1. Enable GitHub sync in Overleaf (Menu -> Sync -> GitHub)
2. Copy a workflow from [examples/workflows/](examples/workflows/) to `.github/workflows/`
3. Changes synced from Overleaf automatically trigger updates

### latexmkrc (Direct Overleaf)

For `filter_bibliography.py` only (no dependencies required):

1. Upload `filter_bibliography.py` to your Overleaf project
2. Create `.latexmkrc` based on [examples/latexmkrc](examples/latexmkrc)
3. Recompile - filtered bibliography appears in your file list

## Features

### BibTeX Updater (`bibtex-update`)

- **Multi-source resolution**: arXiv, Crossref, DBLP, Semantic Scholar, Google Scholar
- **High accuracy**: Title and author fuzzy matching with confidence thresholds
- **Batch processing**: Multiple files with concurrent workers
- **Deduplication**: Merge duplicates by DOI or normalized title+authors
- **Caching**: On-disk cache to avoid repeated API calls

### Zotero Updater (`bibtex-zotero`)

- **Direct Zotero integration**: Fetches and updates items via Zotero API
- **Same resolution pipeline**: Uses the same multi-source resolution
- **Preserves metadata**: Keeps notes, tags, and attachments intact
- **Idempotent**: Already-published papers are automatically skipped
- **Dry-run mode**: Preview changes before applying

### Reference Fact-Checker (`bibtex-check`)
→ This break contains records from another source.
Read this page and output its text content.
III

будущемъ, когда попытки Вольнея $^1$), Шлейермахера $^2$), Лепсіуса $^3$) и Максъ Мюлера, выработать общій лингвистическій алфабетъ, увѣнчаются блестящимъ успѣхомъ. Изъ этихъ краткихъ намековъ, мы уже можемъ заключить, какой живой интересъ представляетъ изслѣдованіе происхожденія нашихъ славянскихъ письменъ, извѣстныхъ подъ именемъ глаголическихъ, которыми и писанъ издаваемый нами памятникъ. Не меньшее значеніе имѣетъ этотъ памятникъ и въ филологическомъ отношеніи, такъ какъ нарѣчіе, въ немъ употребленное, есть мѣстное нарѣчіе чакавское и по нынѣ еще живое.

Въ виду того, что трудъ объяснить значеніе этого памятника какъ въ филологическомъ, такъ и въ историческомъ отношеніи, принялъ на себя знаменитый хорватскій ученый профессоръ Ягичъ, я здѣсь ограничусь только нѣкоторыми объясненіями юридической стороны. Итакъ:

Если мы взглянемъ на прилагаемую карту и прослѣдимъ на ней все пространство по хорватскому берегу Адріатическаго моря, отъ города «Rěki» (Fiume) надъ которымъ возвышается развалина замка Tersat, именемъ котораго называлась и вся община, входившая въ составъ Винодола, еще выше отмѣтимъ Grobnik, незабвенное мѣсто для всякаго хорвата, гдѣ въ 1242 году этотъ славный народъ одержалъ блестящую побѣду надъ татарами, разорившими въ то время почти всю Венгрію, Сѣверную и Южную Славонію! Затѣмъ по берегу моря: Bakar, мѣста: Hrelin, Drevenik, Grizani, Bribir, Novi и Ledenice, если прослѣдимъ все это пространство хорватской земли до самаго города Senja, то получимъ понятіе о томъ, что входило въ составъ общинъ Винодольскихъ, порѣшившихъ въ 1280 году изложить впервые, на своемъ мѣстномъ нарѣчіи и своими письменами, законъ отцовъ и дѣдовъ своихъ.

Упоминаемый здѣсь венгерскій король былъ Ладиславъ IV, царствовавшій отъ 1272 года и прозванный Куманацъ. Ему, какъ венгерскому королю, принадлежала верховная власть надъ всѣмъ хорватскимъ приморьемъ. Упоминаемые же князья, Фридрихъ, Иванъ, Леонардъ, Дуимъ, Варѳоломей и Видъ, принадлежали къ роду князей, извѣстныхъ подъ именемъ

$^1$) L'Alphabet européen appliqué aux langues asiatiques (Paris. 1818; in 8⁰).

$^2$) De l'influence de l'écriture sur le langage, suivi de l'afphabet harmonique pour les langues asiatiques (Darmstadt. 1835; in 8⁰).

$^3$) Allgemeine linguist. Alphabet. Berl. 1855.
- **Multi-source validation**: Crossref, DBLP, Semantic Scholar
- **Detailed mismatch detection**: Title, author, year, venue comparisons
- **Hallucination detection**: Identifies likely fabricated references
- **Structured reports**: JSON and JSONL output formats
- **CI/CD integration**: Strict mode with exit codes for automation

### Filter Bibliography (`bibtex-filter`)

- **Zero dependencies**: Uses only Python standard library
- **Works on Overleaf**: No pip install needed
- **Multiple bib files**: Merge and filter from multiple sources
- **Citation detection**: Supports natbib, biblatex, and standard LaTeX citations

## Python API

```python
from bibtex_updater import Detector, Resolver, Updater, HttpClient, RateLimiter, DiskCache

# Create HTTP client with rate limiting and caching
rate_limiter = RateLimiter(req_per_min=30)
cache = DiskCache(".cache.json")
http_client = HttpClient(
    timeout=30.0,
    user_agent="bibtex-updater/0.1.0",
    rate_limiter=rate_limiter,
    cache=cache
)

# Detect preprints
detector = Detector()
detection = detector.detect(entry)

if detection.is_preprint:
    # Resolve to published version
    resolver = Resolver(http_client)
    candidate = resolver.resolve(detection)

    if candidate and candidate.confidence >= 0.9:
        # Update the entry
        updater = Updater()
        updated_entry = updater.update_entry(entry, candidate.record, detection)
```

## Development

```bash
# Clone and install in development mode
git clone https://github.com/rpatrik96/bibtexupdater.git
cd bibtexupdater
pip install -e ".[dev,all]"

# Run tests
pytest tests/ -v

# Run tests with coverage
pytest tests/ -v --cov=bibtex_updater --cov-report=term-missing

# Code quality
pre-commit run --all-files

# Build package
python -m build

# Check package
twine check dist/*
```

## License

MIT License - see [LICENSE](LICENSE) for details.